No se dejó amedrentar. Oriana Sabatini rompió el silencio sobre su embarazo y enfrentó las críticas: Fue traumático
La cantante y modelo se sinceró sobre los desafíos físicos y emocionales de gestar a su hija Gia. Tras recibir duras críticas por "no romantizar" la maternidad, respondió con un contundente descargo sobre el dolor y la presión social.
Oriana Sabatini volvió a convertirse en el centro de la conversación pública tras realizar una serie de declaraciones honestas sobre su experiencia durante el embarazo.
La artista, que fue madre de Gia el pasado 2 de marzo junto al futbolista cordobés Paulo Dybala, decidió alejarse de los relatos idealizados que suelen rodear a la maternidad para compartir una realidad mucho más compleja.

Durante una entrevista en el programa de streaming de Martín Cirio, Sabatini sorprendió al calificar los nueve meses de gestación como una experiencia "traumática".
La gestación: proceso real versus ideal romántico
La autora de Podría quedarme acá explicó que, antes de transitar el proceso, tenía una visión romántica del tema, pero la vivencia personal cambió radicalmente su perspectiva.

"La gente comparte casa y ya compartir un baño es un montón, imaginate lo que es compartir tu propio cuerpo durante nueve meses, no hay salida", expresó Sabatini, utilizando la palabra "claustrofobia" para describir la sensación de no tener control total sobre su propio organismo.
Según sus palabras, le resultó sumamente difícil ajustarse a la expectativa social de mostrarse "radiante" y feliz de manera permanente.
Las presiones sociales
Uno de los puntos centrales de su reflexión fue la presión por cumplir con ciertos estándares estéticos y emocionales.

Oriana confesó sentir una "constante culpa" por no estar sonriente las 24 horas del día o por no sentir que su cuerpo era "hermoso" en todo momento.
"A veces me da miedo hablar de mi experiencia con la maternidad porque no me sale mentir", admitió, señalando que muchas mujeres se sienten obligadas a ocultar el malestar por temor a ser juzgadas como "malagradecidas".
Las críticas impunes de siempre
Sin embargo, la sinceridad de la hija de Catherine Fulop no fue bien recibida por todos en las redes sociales.
Un usuario en la plataforma X (anteriormente Twitter) cuestionó sus dichos, sugiriendo que su malestar se debía a cuestiones de peso o supuestas presiones de su pareja para ser padre.

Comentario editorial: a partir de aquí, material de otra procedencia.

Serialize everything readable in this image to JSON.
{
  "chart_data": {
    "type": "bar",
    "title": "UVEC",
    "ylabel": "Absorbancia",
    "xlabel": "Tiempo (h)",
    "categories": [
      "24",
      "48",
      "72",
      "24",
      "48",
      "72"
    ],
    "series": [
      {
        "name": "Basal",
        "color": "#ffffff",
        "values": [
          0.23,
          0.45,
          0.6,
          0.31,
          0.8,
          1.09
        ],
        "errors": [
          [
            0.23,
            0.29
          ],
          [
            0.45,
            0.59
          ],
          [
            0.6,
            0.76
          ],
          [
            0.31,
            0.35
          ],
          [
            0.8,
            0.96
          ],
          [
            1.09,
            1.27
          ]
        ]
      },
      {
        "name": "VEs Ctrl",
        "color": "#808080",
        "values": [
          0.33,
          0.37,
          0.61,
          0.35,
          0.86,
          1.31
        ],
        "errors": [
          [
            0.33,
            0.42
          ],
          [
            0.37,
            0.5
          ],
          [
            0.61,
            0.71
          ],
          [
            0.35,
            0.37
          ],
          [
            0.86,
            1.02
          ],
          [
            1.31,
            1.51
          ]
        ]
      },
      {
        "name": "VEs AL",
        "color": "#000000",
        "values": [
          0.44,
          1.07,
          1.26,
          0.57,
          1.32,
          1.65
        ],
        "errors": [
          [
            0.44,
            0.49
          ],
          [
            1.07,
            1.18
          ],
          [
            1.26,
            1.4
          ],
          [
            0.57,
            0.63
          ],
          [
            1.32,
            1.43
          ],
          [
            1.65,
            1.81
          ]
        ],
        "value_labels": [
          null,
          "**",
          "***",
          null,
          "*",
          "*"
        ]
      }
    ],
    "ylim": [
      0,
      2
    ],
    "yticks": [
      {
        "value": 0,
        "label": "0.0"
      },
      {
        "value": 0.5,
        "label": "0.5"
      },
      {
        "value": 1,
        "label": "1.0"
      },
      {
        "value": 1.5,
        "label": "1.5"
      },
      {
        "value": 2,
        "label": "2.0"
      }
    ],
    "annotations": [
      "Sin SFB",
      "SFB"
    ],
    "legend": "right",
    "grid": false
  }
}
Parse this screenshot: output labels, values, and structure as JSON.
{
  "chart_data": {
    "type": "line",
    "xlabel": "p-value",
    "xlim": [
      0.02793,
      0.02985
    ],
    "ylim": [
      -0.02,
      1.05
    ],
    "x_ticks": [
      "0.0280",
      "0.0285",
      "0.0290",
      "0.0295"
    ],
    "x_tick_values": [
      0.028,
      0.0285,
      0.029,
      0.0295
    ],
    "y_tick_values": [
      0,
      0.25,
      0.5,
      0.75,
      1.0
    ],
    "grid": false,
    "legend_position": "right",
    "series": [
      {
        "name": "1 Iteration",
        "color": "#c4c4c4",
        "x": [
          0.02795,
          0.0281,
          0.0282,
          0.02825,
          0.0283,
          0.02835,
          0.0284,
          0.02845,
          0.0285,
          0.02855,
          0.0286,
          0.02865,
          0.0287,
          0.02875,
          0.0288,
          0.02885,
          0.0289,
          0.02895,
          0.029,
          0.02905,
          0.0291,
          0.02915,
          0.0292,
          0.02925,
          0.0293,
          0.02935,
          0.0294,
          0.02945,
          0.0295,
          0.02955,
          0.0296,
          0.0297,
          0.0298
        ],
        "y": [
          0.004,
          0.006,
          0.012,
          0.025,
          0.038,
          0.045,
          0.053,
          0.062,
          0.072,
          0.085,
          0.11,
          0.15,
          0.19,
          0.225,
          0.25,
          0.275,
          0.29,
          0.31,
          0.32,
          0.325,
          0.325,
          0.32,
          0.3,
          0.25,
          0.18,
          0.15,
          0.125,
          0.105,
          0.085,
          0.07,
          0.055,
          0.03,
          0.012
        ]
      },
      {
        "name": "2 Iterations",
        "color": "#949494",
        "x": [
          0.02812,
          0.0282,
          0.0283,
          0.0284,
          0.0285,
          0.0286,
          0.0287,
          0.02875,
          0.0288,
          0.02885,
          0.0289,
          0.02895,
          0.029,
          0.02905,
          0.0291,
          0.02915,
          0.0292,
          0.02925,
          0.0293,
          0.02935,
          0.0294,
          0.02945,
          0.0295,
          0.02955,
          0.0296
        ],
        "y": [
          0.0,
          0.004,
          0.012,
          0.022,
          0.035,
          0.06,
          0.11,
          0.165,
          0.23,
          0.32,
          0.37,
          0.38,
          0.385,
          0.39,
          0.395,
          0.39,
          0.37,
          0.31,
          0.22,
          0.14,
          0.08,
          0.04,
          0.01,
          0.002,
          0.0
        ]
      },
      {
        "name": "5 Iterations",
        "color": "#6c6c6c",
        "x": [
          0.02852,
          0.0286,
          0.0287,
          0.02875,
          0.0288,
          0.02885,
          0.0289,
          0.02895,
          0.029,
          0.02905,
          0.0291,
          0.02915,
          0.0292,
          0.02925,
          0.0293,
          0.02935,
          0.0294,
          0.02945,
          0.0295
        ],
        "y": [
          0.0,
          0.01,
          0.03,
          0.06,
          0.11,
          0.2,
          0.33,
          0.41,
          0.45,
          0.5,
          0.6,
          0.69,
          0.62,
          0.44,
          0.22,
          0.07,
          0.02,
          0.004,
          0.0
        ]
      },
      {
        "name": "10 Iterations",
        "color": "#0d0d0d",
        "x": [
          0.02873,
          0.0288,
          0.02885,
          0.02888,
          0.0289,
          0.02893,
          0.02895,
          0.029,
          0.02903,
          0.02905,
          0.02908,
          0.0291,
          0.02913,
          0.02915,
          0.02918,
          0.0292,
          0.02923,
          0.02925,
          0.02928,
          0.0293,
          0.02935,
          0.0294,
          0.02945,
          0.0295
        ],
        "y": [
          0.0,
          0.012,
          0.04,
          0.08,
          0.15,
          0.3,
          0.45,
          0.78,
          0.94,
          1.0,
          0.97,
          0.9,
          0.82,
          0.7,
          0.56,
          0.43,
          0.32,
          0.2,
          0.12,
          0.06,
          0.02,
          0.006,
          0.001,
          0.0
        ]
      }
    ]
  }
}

Ante este ataque, Sabatini no se quedó callada y publicó un extenso descargo detallando las complicaciones físicas reales que atravesó. "Pedro, no espero que entiendas algo que en tu vida vas a poder sentir, pero te cuento que los kilos que engordé en el embarazo me dan exactamente igual", empezó diciendo el mensaje.
En su respuesta, la modelo reveló que sufrió una lesión a nivel muscular y óseo que le impidió caminar con normalidad durante cuatro meses: "Hablo de mover las piernas para sentarte, levantarte, agacharte, moverte o simplemente descansar en una cama y literalmente no poder hacerlo".

Hablar de lo real
También mencionó haber pasado largas horas con náuseas y malestar físico que afectaron su capacidad de disfrutar del proceso o de trabajar.
"Hablo de lo horrible que es escuchar buenas experiencias y encontrarte con que la tuya no es asi. Hablo de encontrarte con cosas que no sabías que te podían pasar porque nadie las habla. Que no es que no queres tener un lindo embarazo, ojalá. La belleza para mi pasó por otro lado, pero me niego a sentarme en una conversación y mentir", sentenció.

Para Oriana, es fundamental que se empiece a hablar de estas situaciones para que otras mujeres no se sientan solas o culpables si su embarazo no es "perfecto".
"El embarazo y la maternidad es lo más hardcore que puede hacer un ser humano. No es un paseo por el parque", afirmó, subrayando que el amor incondicional que siente por su hija Gia y el excelente rol de Dybala como padre son cuestiones totalmente independientes del dolor físico y el trauma que puede suponer la gestación.
Finalmente, la artista cerró su descargo haciendo un llamado a la empatía, especialmente dirigida a los hombres, sobre la transformación inconmensurable que atraviesa una mujer para convertirse en madre.
Al negarse a naturalizar el sufrimiento, Sabatini busca desmitificar la idea de que los nueve meses de embarazo son únicamente "tocar la panza y sonreír", reivindicando el derecho a expresar que, pese al final feliz, el camino puede ser sumamente difícil.